Integrated graphics has really hit the point of diminishing returns. You need a lot more memory bandwidth to feed more shader cores, and with the mainstream desktops all on dual-channel DDR4, the best you can reasonably hope for is official DDR4-3200 support. That's 51.2 GBps of theoretical bandwidth, shared between GPU and CPU use. For comparison, even a relatively low-end dedicated GPU like an RX 560 has more than double that bandwidth (112 GBps), all for the GPU.
So on a theoretical performance level, the RX 560 has twice the bandwidth, with CUs running at 1175 MHz. That's 2.1 TFLOPS of compute. Performance is almost double that of the Vega 11 in the Ryzen 5 3400G. The 3400G is 11 CUs at 1400 MHz, or 1.97 TFLOPS, so the majority of the performance difference is thanks to memory bandwidth.

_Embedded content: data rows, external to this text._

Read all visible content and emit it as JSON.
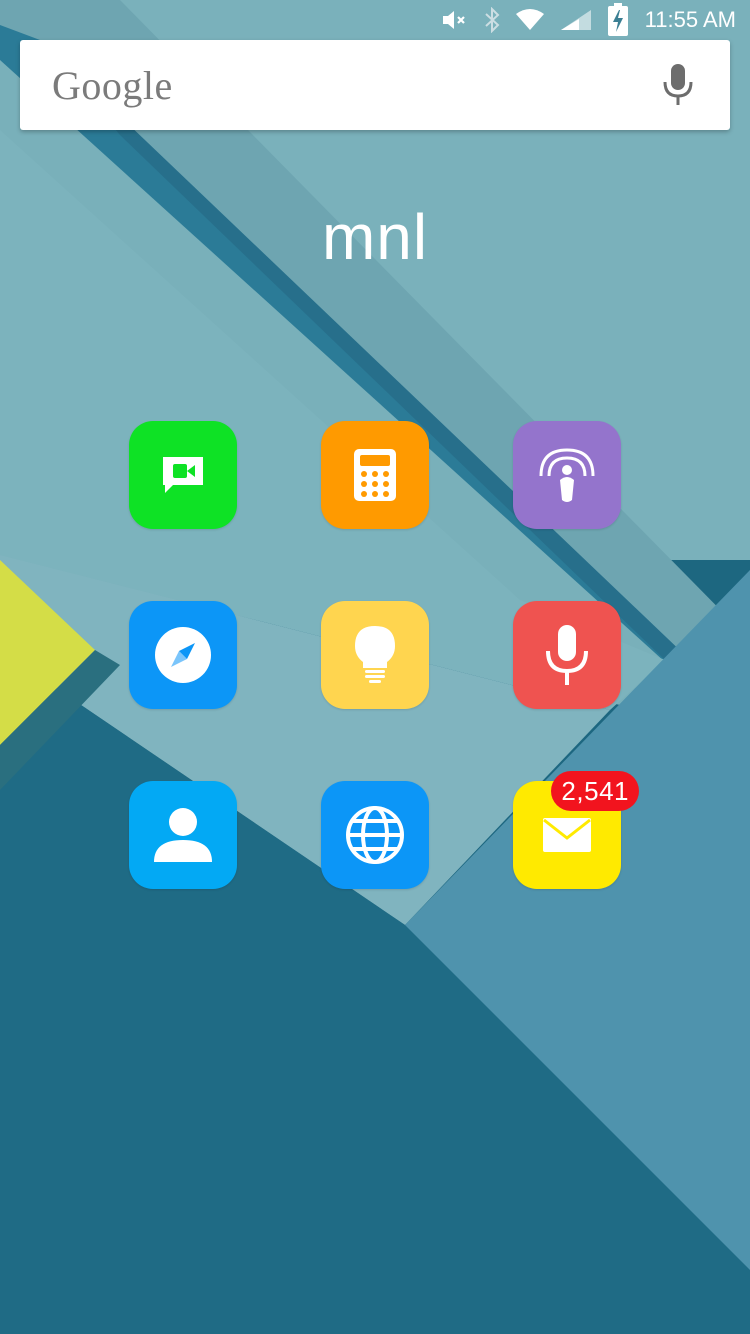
{
  "status_bar": {
    "time": "11:55 AM",
    "icons": [
      "mute-icon",
      "bluetooth-icon",
      "wifi-icon",
      "signal-icon",
      "battery-charging-icon"
    ]
  },
  "search": {
    "logo_text": "Google",
    "mic_icon": "microphone-icon"
  },
  "folder": {
    "title": "mnl"
  },
  "apps": [
    {
      "icon": "facetime-icon",
      "color": "#0ee225"
    },
    {
      "icon": "calculator-icon",
      "color": "#ff9a00"
    },
    {
      "icon": "podcasts-icon",
      "color": "#9474cc"
    },
    {
      "icon": "compass-icon",
      "color": "#0c96f7"
    },
    {
      "icon": "lightbulb-icon",
      "color": "#ffd54f"
    },
    {
      "icon": "voice-recorder-icon",
      "color": "#ef5350"
    },
    {
      "icon": "contacts-icon",
      "color": "#03a9f4"
    },
    {
      "icon": "globe-icon",
      "color": "#0c96f7"
    },
    {
      "icon": "mail-icon",
      "color": "#ffea00",
      "badge": "2,541"
    }
  ],
  "colors": {
    "badge": "#f2141e",
    "wallpaper_light": "#77acb7",
    "wallpaper_dark": "#1f6b82",
    "wallpaper_accent": "#d9e24a"
  }
}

How do you improve integrated graphics, then? You need more cores and more bandwidth. The first is easier than the second. Could you do an HBM2 stack? Sure -- Intel teamed up with AMD for such a processor with Kaby Lake G and Vega M Graphics. Performance was relatively close to an RX 570 4GB ... and the cost for the processor was more than double the cost of a 3400G.
The next-gen consoles are doing massive GPUs with CPUs, plus 16GB of GDDR6 memory. But that's a special case, as console hardware has a static spec and sells tens of millions of units, so economies of scale come into play. No CPU or GPU upgrades, static platform, etc. But no company has even attempted a PC "APU" with anything close to console levels of GPU performance and memory bandwidth.